Top Ten Tuesday is a weekly link-up feature created by The Broke and the Bookish and hosted by Jana at That Artsy Reader Girl. Every week TTT has a different topic, and everyone who links up has to create a link of ten items that fit that topic. To see past and upcoming topics, go here.

14 thoughts on “TOP TEN TUESDAY | BOOKISH MEMORIES

    • RAIN CITY READS says:

      Thanks! It’s also one of the accomplishments of my life I’m most proud of. Getting through it was HARD but so worth it! I think they are both still there – they were at least still online when I was looking them up! They’re not in the same neighbourhood, but depending where you are, worth a visit!

    • RAIN CITY READS says:

      See, if searching for the sequel involved visiting every bookstore in town, I would definitely consider that time well wasted! I’d much rather visit bookstores than… do pretty much anything else!

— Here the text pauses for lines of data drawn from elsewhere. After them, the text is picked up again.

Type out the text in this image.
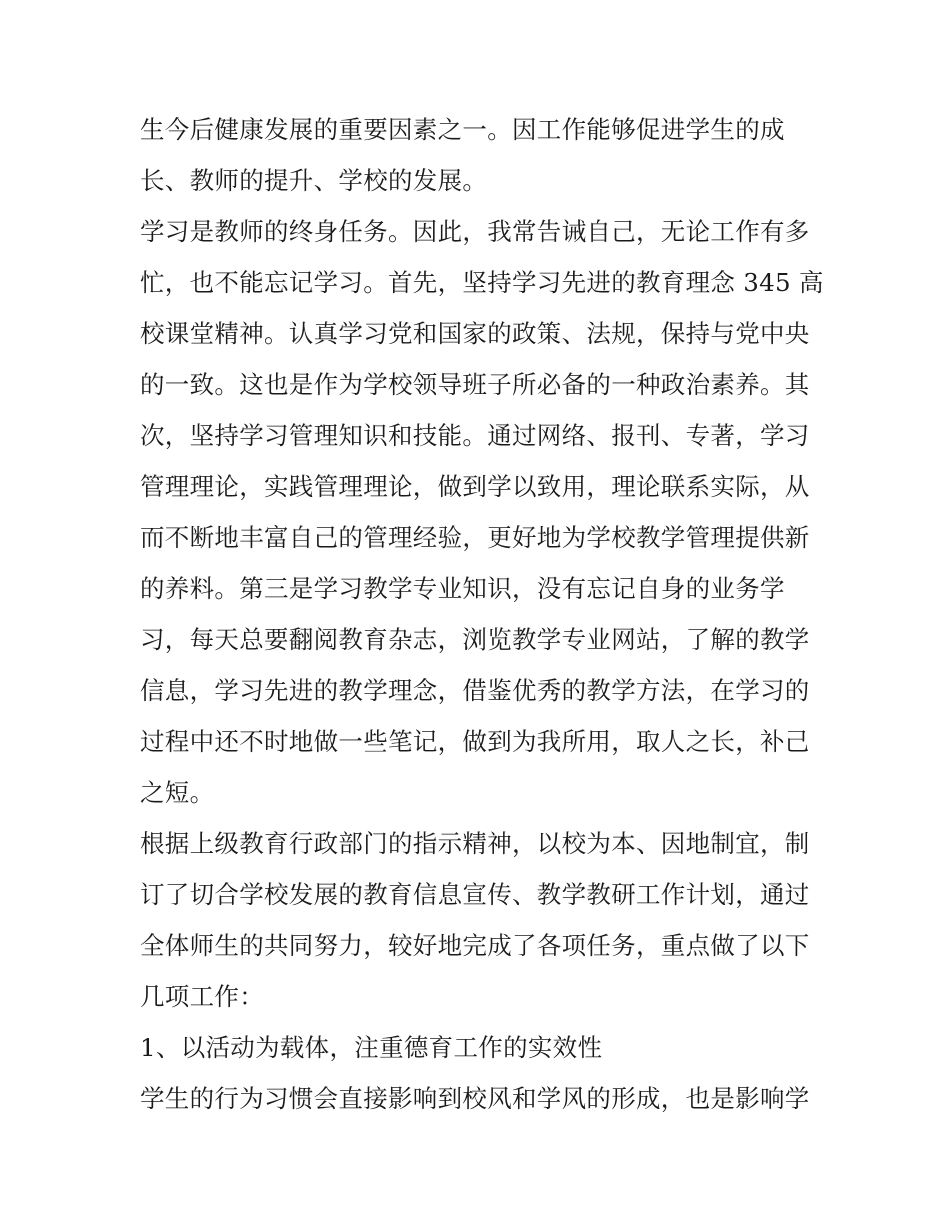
生今后健康发展的重要因素之一。因工作能够促进学生的成
长、教师的提升、学校的发展。
学习是教师的终身任务。因此，我常告诫自己，无论工作有多
忙，也不能忘记学习。首先，坚持学习先进的教育理念 345 高
校课堂精神。认真学习党和国家的政策、法规，保持与党中央
的一致。这也是作为学校领导班子所必备的一种政治素养。其
次，坚持学习管理知识和技能。通过网络、报刊、专著，学习
管理理论，实践管理理论，做到学以致用，理论联系实际，从
而不断地丰富自己的管理经验，更好地为学校教学管理提供新
的养料。第三是学习教学专业知识，没有忘记自身的业务学
习，每天总要翻阅教育杂志，浏览教学专业网站，了解的教学
信息，学习先进的教学理念，借鉴优秀的教学方法，在学习的
过程中还不时地做一些笔记，做到为我所用，取人之长，补己
之短。
根据上级教育行政部门的指示精神，以校为本、因地制宜，制
订了切合学校发展的教育信息宣传、教学教研工作计划，通过
全体师生的共同努力，较好地完成了各项任务，重点做了以下
几项工作：
1、以活动为载体，注重德育工作的实效性
学生的行为习惯会直接影响到校风和学风的形成，也是影响学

    • RAIN CITY READS says:

      It is. Though I feel like it was kind of impossible to avoid, since I’ve been buying books since before I had a kid! I feel very lucky it’s something we can share. I was the same! We had NO money. I used to get a dollar a week and I would save up for over a month to buy one book (until we found a used bookstore where the owner would knock money off my purchases and I’d be able to get extra, and that was basically heaven)! I volunteered at our local library when I was a kid, mostly so I could get my hands on as many books as I wanted and spend my weekends browsing as I shelved. I will forever be indebted to the public library system, and I think it’s a vital part of the community for exactly that reason. Everyone should have access to the worlds contained in books!